Mimo wszystko droga Belgradu do Brukseli nabrała w ostatnim czasie żwawego tempa co jest zauważalne gołym okiem. Postępy Serbów zaniepokoiły nawet Chorwację, która do tej pory szczyciła się mianem najbardziej postępowego pod względem eurointegracyjnym kraju regionu. Prezydent Stjepan Mesić stwierdził, że Belgrad musi się jeszcze dużo nauczyć w kwestii procesu integracji z UE, a także dokonać swoistej „dekosowizacji”, jak to określił. Wypowiedź ta może bawić, w końcu to Chorwacja nie potrafi dogadać się ze Słowenią o skrawek ziemi, co blokuje proces eurointegracyjny Zagrzebia, zatem…przyganiał kocioł garnkowi.

Najważniejsze dla Serbów jest jednak to, że w końcu zauważalna jest, tak długo wyczekiwana przychylność Brukseli dla poczynań Belgradu. Zachodni politycy już nie boją się oficjalnie wypowiadać słów pochwalnych dla starań Serbii i wyrażać nadziei dla dalszych postępów. Do tej pory mówiono raczej o tym co Serbowie zrobić powinni, lub czego nie zrobili, zapominając ile już dokonali. W końcu też Bruksela skłoniła się do działań, które uznać należy za swoistą nagrodę dla Serbów.
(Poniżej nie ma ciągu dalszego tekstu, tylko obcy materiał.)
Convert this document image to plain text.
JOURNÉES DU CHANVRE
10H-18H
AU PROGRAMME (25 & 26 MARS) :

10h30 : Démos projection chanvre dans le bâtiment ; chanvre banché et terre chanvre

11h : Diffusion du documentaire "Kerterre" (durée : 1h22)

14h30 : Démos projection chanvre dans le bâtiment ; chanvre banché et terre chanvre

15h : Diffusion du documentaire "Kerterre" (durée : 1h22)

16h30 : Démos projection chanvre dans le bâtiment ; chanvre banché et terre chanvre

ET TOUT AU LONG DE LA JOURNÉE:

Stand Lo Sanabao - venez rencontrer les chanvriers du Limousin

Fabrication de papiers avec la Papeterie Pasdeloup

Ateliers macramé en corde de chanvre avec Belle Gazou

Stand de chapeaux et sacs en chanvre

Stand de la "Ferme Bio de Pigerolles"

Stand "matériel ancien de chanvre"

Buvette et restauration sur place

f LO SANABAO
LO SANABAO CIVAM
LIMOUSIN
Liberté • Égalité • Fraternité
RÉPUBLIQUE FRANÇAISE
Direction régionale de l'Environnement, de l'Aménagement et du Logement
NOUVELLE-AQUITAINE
Jest nią niewątpliwie propozycja zniesienia wiz wjazdowych do państw objętych traktatem z Schengen. Jedno z największych pragnień Serbów (Macedończyków i Czarnogórców również) ma szanse się ziścić już od stycznia. Jak pozytywnie ma szanse to wpłynąć obraz UE w oczach Serbów nie trzeba się chyba domyślać.

Czy Belgrad odbije piłeczkę w stronę Brukseli z równie „łakomym kąskiem”? Na pewno mogłoby nim być „cudowne odnalezienie” generała Mladicia, na którym Belgrad i tak już wiele ugrał. Trzeba wiedzieć kiedy położyć odpowiednią kartę na stół i wydaje się, że nadszedł odpowiedni moment. Niedawno jedna z bośniackich telewizji pokazała film, który przedstawiał dość szczęśliwe i spokojne życie Ratko Mladicia, podobnież również w jednym z serbskich miast. Inną kwestią pozostaje już autentyczność prezentowanego nagrania, jednak wielce prawdopodobna jest teza, że Mladić może okazać się (lub już się okazał) prawdziwym asem w rękawie Belgradu.

Czekamy zatem Panie Mladić... a i wilk będzie syty i owca cała, no może generał niezbyt zadowolony…

Portal Spraw Zagranicznych pełni rolę platformy swobodnej wymiany opinii - powyższy artykuł wyraża poglądy autora.